Expõem a risco a multidão que se enfileira à beira da rua.
Parece tudo normal.
O mercado fechou, mas, ao lado, a feira abriu.
Abriu sem controle, sem cuidados.
Só há pressa.
Parece tudo normal.
As paradas de ônibus não param.
A vida que não quer parar é parada por uma vida invisível e ainda indomada.
Parece tudo normal.
Mas já existem vazios. Alguns.
Alguns sopros de esperança de que essa gente compreenderá o perigo, senão, por si, mas por amor ao outro.
Por amor ao médico, ao enfermeiro, ao técnico, ao maqueiro que trocaram suas casas pelo hospital e que poderão lhes fazer falta quando deles precisar.
Parece tudo normal.
E agora, depois de correr a cidade o dia todo, os vazios incomodam ainda mais, porque são poucos.

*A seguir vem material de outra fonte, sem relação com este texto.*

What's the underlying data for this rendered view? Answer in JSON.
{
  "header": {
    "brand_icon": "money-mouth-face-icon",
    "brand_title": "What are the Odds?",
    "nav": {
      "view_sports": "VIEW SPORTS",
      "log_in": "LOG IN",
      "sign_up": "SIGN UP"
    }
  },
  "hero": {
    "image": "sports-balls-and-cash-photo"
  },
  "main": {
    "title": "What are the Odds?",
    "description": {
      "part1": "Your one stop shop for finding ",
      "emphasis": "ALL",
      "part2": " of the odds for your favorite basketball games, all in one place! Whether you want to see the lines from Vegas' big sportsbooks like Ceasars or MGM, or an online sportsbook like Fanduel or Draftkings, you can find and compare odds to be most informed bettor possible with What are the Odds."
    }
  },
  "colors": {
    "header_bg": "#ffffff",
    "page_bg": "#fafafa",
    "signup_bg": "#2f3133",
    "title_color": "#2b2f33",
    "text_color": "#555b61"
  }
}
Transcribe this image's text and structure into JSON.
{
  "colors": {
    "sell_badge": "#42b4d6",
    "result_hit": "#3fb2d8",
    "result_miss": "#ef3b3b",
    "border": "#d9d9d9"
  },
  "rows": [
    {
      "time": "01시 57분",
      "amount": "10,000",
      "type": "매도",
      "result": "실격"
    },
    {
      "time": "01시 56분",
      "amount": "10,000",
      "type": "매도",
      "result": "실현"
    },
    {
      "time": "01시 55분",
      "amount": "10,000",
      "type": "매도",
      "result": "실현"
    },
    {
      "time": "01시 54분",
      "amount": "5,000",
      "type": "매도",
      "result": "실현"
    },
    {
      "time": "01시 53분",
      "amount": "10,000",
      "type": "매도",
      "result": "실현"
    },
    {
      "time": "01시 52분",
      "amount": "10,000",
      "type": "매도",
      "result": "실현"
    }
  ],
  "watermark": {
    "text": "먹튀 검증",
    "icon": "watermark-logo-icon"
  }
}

E nada tão vazio quanto o vazio do ar que não chega para aqueles que sofrem e pelo vazio deixado por aqueles que pereceram até aqui.
Pereceram para clamar uma pausa, mas o clamor, incompreendido, refuga nos ouvidos daqueles que se sentenciaram se expor ou morrer por necessidade. Ou pelo bolso.
E nada tão irônico pensar nisso agora, porque, embora tudo pareça normal, nada poderão fazer.
Nada poderá fazer porque a loja de roupa de marca não funciona, os shoppings não funcionam, os bares não abrem.
A vida mudou, embora pareça normal.
Dois médicos; dois textos
O primeiro é de um médico, que tem conversado com os brasileiros quase todos os dias: Luiz Henrique Mandetta, que disse hoje:
“Se eu estivesse em Manaus, estaria extremamente preocupado”.
O outro é do cirurgião cardiovascular Silvano Baraúna, que escreveu em seu Facebook:
“Boa tarde!
Saindo do Hosp Fca Mendes, após cirurgia, vejo um transito normal, circulação normal de pessoas…
Sabemos de vários colegas médicos enfermeiros, técnicos de enfermagem, fisioterapeutas, internados, intubados e graves, alguns falecendo… e tudo parece normal em Manaus.
Muitas vezes o “não saber”, “não ter noção”, ignorar mesmo, passa a ser um muro.
Um dia escreveremos mais sobre tudo que está acontecendo.
Um grande amigo me ligou, quase chorando, pra falar de outro amigo em comum em vias de ser intubado… isso parece um pesadelo. Um pesadelo.
A quem puder entender, procurem se proteger!”